The project "NoTraM - Norwegian Transformer Model" is owned by the National Library of Norway.
The Norwegian Colossal Corpus is an open text corpus comparable in size and quality with available datasets for English.
The core of the corpus is based on a unique project started in 2006. In the digitalisation project the goal has veeb to digitize and store all content ever published in Norwegian. In addition we have added multiple other public sources of Norwegian text.
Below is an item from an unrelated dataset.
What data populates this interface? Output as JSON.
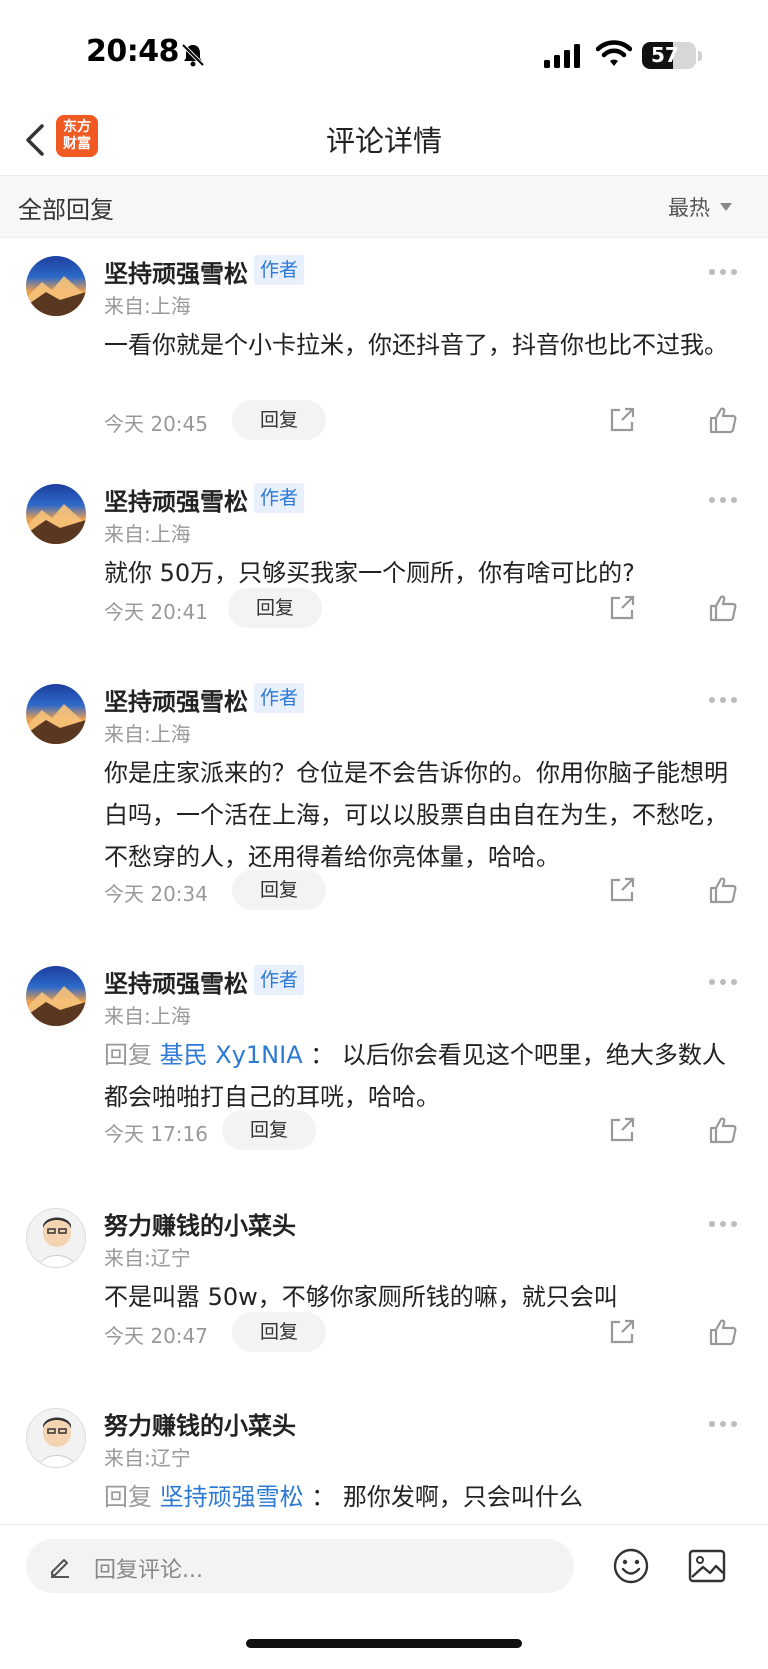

Details about the sources as well as how they are built are available in the Colossal Norwegian Corpus Description.
Corpus | License | Size | Words | Documents | Avg words per doc |
---|---|---|---|---|---|
Library Newspapers | CC0 1.0 | 14.0 GB | 2,019,172,625 | 10,096,424 | 199 |
Library Books | CC0 1.0 | 6.2 GB | 861,465,907 | 24,253 | 35,519 |
LovData CD | NLOD 2.0 | 0.4 GB | 54,923,432 | 51,920 | 1,057 |
Government Reports | NLOD 2.0 | 1.1 GB | 155,318,754 | 4,648 | 33,416 |
Parliament Collections | NLOD 2.0 | 8.0 GB | 1,301,766,124 | 9,528 | 136,625 |
Public Reports | NLOD 2.0 | 0.5 GB | 80,064,396 | 3,365 | 23,793 |
Målfrid Collection | NLOD 2.0 | 14.0 GB | 1,905,481,776 | 6,735,367 | 282 |
Newspapers Online | CC BY-NC 2.0 | 3.7 GB | 541,481,947 | 3,695,943 | 146 |
Wikipedia | CC BY-SA 3.0 | 1.0 GB | 140,992,663 | 681,973 | 206 |
The easiest way to access the corpus is to download from HuggingFace. This site explains in details how the corpus can be used. It also gives an extensive information about the content of the corpus, as well as how to filter out certain part of the corpus and how it can be combined with other Norwegian datasets like MC4 and OSCAR.
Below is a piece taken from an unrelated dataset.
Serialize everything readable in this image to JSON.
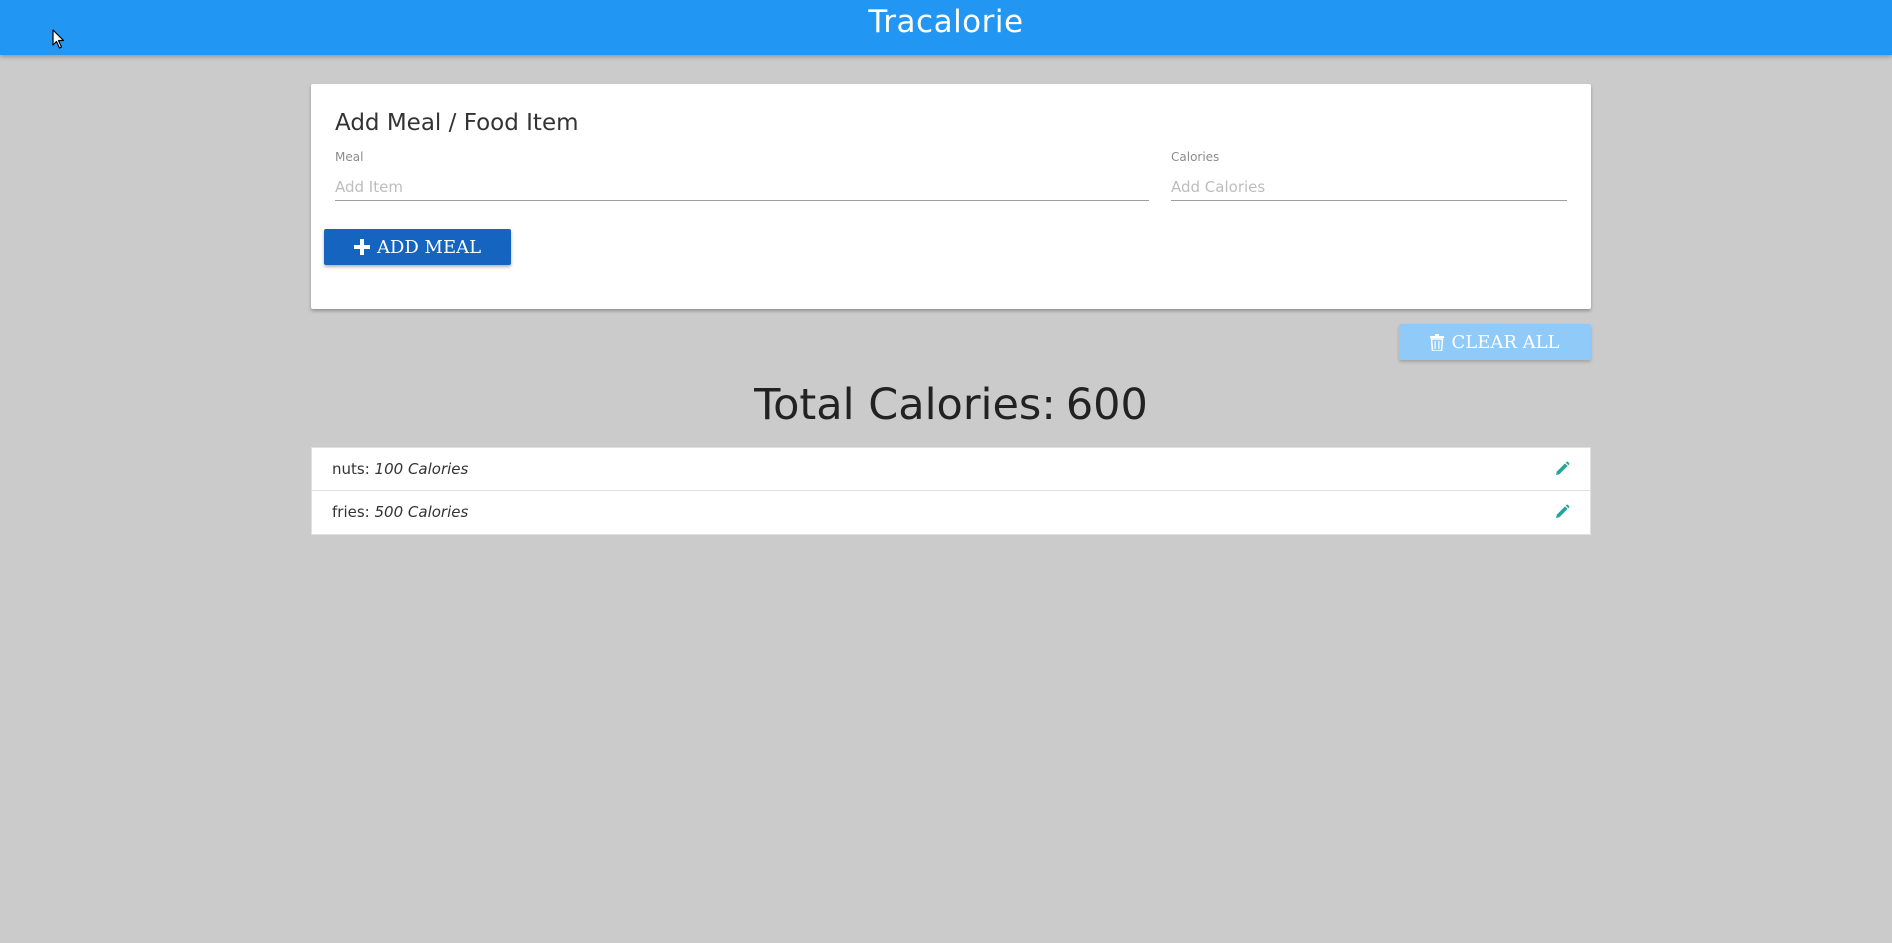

In addition to the corpus itself we do provide a set of scripts for creating and cleaning corpus files. We also provide a guide where you can follow us in creating a corpus for your data sources step-by-Step Guide about how to create corpus file, and a description about how to create and upload a HuggingFace dataset. Other tools and guides can also be found on our Guides Page. We have made all our software available for anyone to use. Most of it is written in python 3.
The following pretrained models are available. These models have to be finetuned on a specific task. The finetuning is straight forward if you have a dataset available. Please take a look at the Colabs below for sample code. Often you will only need to change a couple of lines of code to adapt it to your task. | Name | Description | Model |
---|---|---|---|
nb‑bert‑base | The original model based on the same structure as BERT Cased multilingual model. Even if it is trained mainly on Norwegian text, it does also maintain some of the multilingual capabilities. Especially it has good scores on Swedish, Danish and English. | 🤗 Model | |
nb‑bert‑large | The model is based on the BERT-large-uncased architecture. For classification tasks, this model will give the best results. Since it is uncased it might not give as good results on NER-tasks. It might require more processing power both for finetuning and for inference. | 🤗 Model |
These models are finetuned on a specific task, and can be used directly.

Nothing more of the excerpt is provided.